GREAT BARRINGTON — One of the most blighted properties in town will soon get a sorely needed facelift at the hands of the owners of a local recreational cannabis retailer.
Farnsworth Fine Cannabis, a marijuana store at 126 Main Street, got a nod of approval from the selectboard last night to rent and use the former Getty gas station across the street.
Great Barrington attorney Kate McCormick, who represents the store and its co-owner Alexander Farnsworth, told the board her client needs to secure a licensing agreement with the town because a narrow slice of the property closest to the street is actually on town land.
The sliver of land includes the island where the gasoline pumps were, as well as the light stanchions and the tiny gas pump house where the attendant worked. The stanchions and the pump house remain. The attendant would sit in his quarters waiting to pump gas into vehicles because Getty was one of the few oil companies that did not offer self-service.

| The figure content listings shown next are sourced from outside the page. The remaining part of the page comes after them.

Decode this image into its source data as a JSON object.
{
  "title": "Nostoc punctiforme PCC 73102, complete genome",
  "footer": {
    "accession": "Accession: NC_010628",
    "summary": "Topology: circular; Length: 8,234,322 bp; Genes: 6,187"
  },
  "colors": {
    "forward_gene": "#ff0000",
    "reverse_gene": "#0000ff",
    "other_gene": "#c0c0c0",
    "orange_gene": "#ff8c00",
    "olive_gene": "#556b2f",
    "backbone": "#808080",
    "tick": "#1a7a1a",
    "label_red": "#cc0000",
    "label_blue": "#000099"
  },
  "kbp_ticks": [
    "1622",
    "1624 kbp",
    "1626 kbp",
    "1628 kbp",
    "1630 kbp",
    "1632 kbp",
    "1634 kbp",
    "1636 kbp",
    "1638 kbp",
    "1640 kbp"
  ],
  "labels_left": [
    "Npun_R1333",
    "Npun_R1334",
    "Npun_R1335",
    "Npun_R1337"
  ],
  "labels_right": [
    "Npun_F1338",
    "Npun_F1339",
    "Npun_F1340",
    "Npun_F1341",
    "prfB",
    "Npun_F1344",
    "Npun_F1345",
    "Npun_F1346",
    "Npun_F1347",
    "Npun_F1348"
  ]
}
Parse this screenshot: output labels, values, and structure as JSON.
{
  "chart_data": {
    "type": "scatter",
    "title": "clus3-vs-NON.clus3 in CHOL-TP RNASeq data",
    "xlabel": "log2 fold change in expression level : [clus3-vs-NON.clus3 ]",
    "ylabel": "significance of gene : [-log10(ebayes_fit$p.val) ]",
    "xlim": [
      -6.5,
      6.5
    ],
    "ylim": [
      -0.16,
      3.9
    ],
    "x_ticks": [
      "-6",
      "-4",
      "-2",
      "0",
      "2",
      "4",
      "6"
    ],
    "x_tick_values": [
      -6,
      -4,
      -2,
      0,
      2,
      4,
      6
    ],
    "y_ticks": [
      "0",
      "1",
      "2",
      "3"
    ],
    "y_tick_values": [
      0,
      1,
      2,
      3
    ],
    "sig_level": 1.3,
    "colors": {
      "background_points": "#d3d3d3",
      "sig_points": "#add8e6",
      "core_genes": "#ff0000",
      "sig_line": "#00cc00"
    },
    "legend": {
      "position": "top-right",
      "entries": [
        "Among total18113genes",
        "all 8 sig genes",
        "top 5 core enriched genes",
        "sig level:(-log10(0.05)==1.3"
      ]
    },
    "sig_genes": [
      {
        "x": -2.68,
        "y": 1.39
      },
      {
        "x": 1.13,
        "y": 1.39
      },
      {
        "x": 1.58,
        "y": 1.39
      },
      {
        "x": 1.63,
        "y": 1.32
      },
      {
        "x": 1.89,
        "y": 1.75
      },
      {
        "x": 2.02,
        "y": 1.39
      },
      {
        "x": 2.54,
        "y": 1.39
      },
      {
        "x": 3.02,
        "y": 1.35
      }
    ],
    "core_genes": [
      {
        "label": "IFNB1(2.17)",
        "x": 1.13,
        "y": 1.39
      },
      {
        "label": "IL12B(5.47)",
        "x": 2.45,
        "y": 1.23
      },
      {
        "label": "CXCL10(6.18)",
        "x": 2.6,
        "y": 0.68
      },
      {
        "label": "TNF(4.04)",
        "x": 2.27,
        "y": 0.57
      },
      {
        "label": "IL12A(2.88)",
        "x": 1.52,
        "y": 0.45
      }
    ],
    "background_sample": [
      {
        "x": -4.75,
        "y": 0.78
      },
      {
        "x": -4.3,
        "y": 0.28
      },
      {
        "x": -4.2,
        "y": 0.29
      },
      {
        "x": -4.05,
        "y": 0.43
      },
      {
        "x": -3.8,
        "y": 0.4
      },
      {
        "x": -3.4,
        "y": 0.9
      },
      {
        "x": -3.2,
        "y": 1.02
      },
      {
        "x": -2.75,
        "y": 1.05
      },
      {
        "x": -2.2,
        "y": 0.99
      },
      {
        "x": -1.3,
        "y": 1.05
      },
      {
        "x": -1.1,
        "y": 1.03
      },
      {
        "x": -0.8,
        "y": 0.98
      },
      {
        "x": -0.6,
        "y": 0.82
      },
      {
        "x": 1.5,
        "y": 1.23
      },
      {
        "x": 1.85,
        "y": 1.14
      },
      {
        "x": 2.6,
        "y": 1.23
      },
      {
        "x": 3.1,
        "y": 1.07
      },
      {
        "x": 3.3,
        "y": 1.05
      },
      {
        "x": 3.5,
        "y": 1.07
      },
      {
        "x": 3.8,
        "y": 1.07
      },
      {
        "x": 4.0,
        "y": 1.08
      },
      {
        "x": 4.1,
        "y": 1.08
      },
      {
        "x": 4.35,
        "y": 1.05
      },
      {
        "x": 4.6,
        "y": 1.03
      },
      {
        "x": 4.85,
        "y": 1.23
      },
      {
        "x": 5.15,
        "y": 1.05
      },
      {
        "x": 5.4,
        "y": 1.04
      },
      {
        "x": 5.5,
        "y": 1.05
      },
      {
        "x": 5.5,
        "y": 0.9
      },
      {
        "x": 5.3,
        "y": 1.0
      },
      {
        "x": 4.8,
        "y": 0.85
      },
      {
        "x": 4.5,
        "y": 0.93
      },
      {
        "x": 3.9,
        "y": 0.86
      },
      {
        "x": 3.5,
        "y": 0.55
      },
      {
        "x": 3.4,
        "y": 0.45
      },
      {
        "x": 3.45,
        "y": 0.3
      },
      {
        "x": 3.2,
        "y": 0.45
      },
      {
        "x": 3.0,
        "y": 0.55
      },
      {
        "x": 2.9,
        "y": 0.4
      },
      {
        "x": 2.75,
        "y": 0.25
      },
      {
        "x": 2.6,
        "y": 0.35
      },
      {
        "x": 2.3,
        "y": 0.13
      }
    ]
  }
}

“My client was able to work out a lease deal with the entity that owns that space,” McCormick said. “Their goal is to clean up that space. They’re proud of their building across the street, they’re proud of the entry into town from this area, and they want to restore that space, to clean it up.”

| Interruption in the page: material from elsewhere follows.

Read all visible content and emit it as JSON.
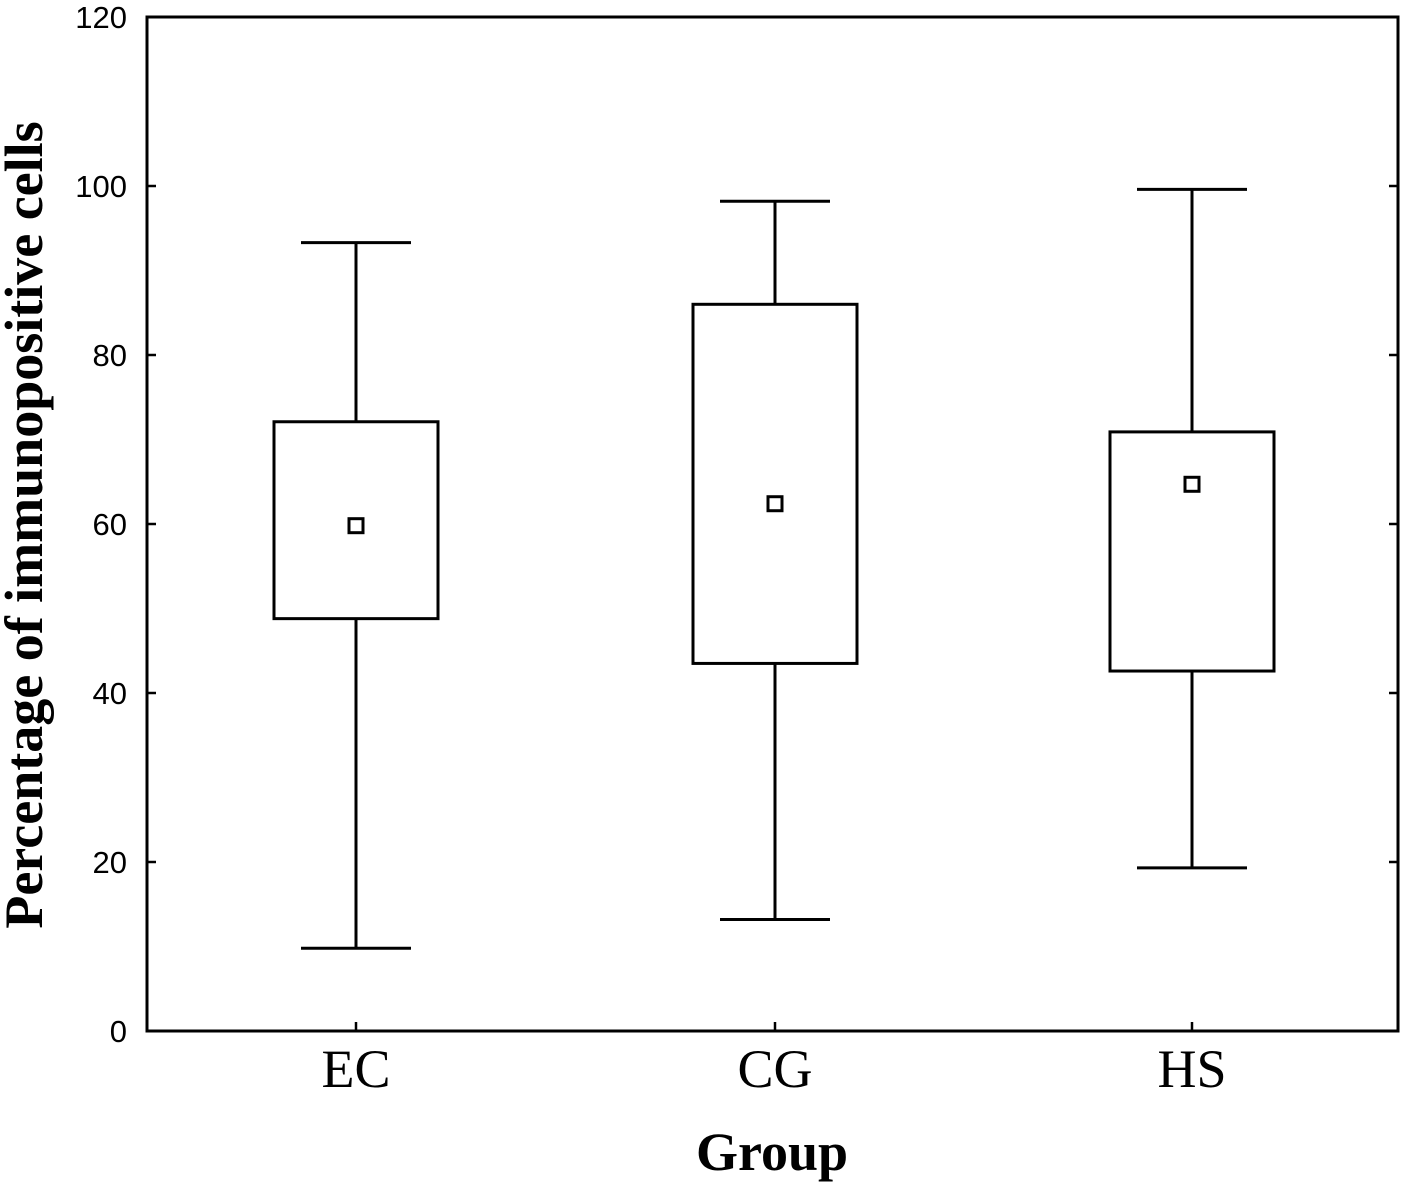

See video below of the discussion of the former Getty gasoline station at last night’s Great Barrington Selectboard meeting. The agenda item can be found at 29:30:
Farnsworth said he signed a lease to use the property rather than purchasing it because the current owner “wanted an exorbitant amount” for it. Farnsworth did not name the owner but records in the town assessor’s office list the owner as East Coast Commercial Real Estate LLC of Rockland, Massachusetts.
East Coast purchased the property on April 8, 2014, for $75,000. The total assessed value of the property is $155,300. East Coast’s manager is listed as Emir Raees of Biddeford, Maine, according to the office of Secretary of the Commonwealth William Galvin.

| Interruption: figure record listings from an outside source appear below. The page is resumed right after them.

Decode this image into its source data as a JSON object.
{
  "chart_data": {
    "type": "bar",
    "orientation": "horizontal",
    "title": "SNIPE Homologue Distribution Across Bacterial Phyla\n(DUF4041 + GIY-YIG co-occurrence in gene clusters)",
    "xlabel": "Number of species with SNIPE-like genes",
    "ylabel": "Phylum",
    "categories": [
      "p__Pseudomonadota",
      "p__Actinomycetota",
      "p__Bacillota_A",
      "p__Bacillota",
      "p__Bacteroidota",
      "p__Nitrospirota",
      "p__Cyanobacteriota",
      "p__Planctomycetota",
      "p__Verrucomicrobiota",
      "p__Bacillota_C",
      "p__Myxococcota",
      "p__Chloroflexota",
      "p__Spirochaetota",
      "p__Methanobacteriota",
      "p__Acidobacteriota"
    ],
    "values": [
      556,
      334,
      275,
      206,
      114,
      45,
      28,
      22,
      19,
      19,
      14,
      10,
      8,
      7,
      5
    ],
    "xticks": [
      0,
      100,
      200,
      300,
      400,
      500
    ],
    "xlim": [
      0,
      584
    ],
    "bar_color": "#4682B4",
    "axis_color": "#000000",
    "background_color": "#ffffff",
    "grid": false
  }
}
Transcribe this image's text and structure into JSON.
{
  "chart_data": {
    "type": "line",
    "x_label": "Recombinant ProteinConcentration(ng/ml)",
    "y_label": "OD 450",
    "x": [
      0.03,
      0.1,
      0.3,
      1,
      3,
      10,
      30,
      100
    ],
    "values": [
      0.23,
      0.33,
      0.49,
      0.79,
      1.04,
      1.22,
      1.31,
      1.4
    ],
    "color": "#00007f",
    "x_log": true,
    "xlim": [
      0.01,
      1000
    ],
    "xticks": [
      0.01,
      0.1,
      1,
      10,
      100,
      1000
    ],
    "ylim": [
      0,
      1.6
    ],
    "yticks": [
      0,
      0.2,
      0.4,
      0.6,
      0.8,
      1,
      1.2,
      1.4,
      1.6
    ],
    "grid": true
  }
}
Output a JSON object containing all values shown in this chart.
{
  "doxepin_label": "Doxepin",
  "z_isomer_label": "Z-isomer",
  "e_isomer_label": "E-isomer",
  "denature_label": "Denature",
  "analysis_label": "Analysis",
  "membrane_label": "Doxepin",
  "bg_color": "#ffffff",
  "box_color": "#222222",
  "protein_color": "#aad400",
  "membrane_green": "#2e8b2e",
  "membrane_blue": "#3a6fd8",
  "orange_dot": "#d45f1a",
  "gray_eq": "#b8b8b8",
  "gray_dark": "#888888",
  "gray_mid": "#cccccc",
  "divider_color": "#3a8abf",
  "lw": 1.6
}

The last owner of the station was charged with tax fraud and failure to pay taxes in 2017. It appears the station closed for good the following year. The now-defunct Getty Petroleum filed for Chapter 11 bankruptcy protection in 2011.
McCormick said Farnsworth wants to repave the grounds for use as staff and customer parking and, perhaps later, to renovate the building farther back from the street as an office. That structure likely housed a cash register, assorted parts such as fan belts and perhaps vending machines, and a restroom for employees.
Town Planner Chris Rembold has said he did not know if the site was polluted, but said the underground tanks had been removed. The lot formerly hosted a mill, so it’s possible there is polluted soil from those days. Locals said the station always seemed to have a line, even when gasoline was abundant.
“It was the last service station in town that would pump gas for the customer,” local historian and Edge contributor Bernie Drew told The Edge. “Everyone else was self-serve. Thus it was popular with many drivers.”
McCormick said Farnsworth wants to preserve the pump island and pump house as a buffer between the road and the gas station building. Potted plants will be placed to soften the space. Some of the signage will be preserved to give the lot “a vintage gas station feel.”
The property sits close to the shores of the Housatonic River. It also abuts the narrow but long Stanley Park, which stretches north from Cottage Street and is named after William Stanley, who made Great Barrington the first place to be electrified by the use of alternating current.
The board approved the license request unanimously.